In some seasons, that's admittedly harder to find. There's a lot out there that isn't excellent. It's quite difficult to curate a healthy media diet when it comes to the influences in our environment. We look out and behold all the negativity of the coronavirus crisis, all the negativity of the political atmosphere, all the negativity of the world – it presses in against us, it presents itself relentlessly to our eyes and ears. A great deal of what clamors for our attention doesn't deserve it, at least not in the form and way it seeks to barge in. We must be discerning, but the barrage of the radio, the barrage of the television, the barrage of the silver screen, the barrage of newsprint, the barrage of signs and posters, the barrage of social media and word of mouth, the barrage even of our own minds within us, can present us with a trash tsunami. A tsunami against which only the surpassing peace of our God can guard our hearts and minds effectively (Philippians 4:7).

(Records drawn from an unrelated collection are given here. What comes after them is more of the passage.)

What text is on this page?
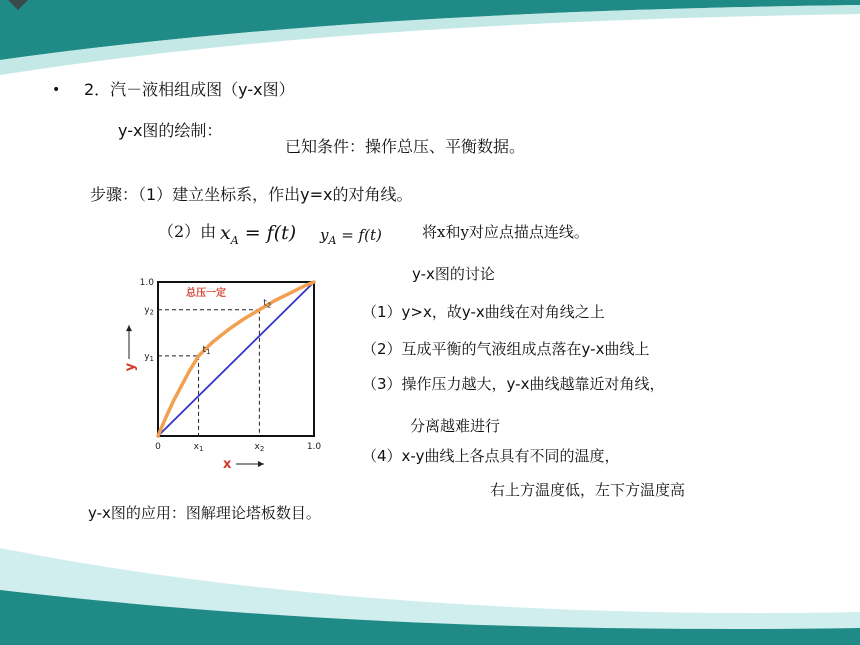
• 2．汽－液相组成图（y-x图）
y-x图的绘制：
已知条件：操作总压、平衡数据。
步骤：（1）建立坐标系，作出y=x的对角线。
（2）由 $x_A = f(t) y_A = f(t)$	将x和y对应点描点连线。
y-x图的讨论
（1）y>x，故y-x曲线在对角线之上
（2）互成平衡的气液组成点落在y-x曲线上
（3）操作压力越大，y-x曲线越靠近对角线，
分离越难进行
（4）x-y曲线上各点具有不同的温度，
右上方温度低，左下方温度高
y-x图的应用：图解理论塔板数目。
$t_1$
$t_2$
总压一定
0	$x_1$	$x_2$	1.0
$y_1$
$y_2$
1.0
x
y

All the more reason, then, intentionally to be the virtue, to be the excellence. All the more reason to live so that those around you – brothers and sisters in the church, neighbors in the community – will find it easier to settle their minds on something true, settle their minds on something dignified, settle their minds on something right and pure and lovely and commendable – because they'll know you, and Jesus in you. And that's a lot easier to do as a honeybee than as a fly. Guard your media diet like this, govern your thoughts like this, practice this, “and the God of peace will be with you” (Philippians 4:9). Amen.
1 Elder Paisios of Mount Athos, Spiritual Counsels I: With Pain and Love for Contemporary Man (Holy Monastery 'Evangelist John the Theologian,' 2011 [1996]), 223.
2 Elder Paisios of Mount Athos, Spiritual Counsels III: Spiritual Struggle (Holy Monastery 'Evangelist John the Theologian,' 2014 [2001]), 29-30, 70.
3 Our Thoughts Determine Our Lives: The Life and Teachings of Elder Thaddeus of Vitovnica (Saint Herman of Alaska Brotherhood, 2012 [2009]), 64.
4 G. K. Chesterton, “Censoring the Press,” The Illustrated London News, 19 October 1907, in The Collected Works of G. K. Chesterton 27:574.
5 Archimandrite Sophrony Sakharov, Saint Silouan the Athonite (St. Vladimir's Seminary Press, 1991), 443.
6 Our Thoughts Determine Our Lives: The Life and Teachings of Elder Thaddeus of Vitovnica (Saint Herman of Alaska Brotherhood, 2012 [2009]), 66.
7 Elder Paisios of Mount Athos, Spiritual Counsels I: With Pain and Love for Contemporary Man (Holy Monastery 'Evangelist John the Theologian,' 2011 [1996]), 224.
8 Elder Paisios of Mount Athos, Spiritual Counsels III: Spiritual Struggle (Holy Monastery 'Evangelist John the Theologian,' 2014 [2001]), 68-69.
9 N. T. Wright, Paul for Everyone: The Prison Letters: Ephesians, Philippians, Colossians, and Philemon (Westminster John Knox Press, 2004 [2002]), 131-132.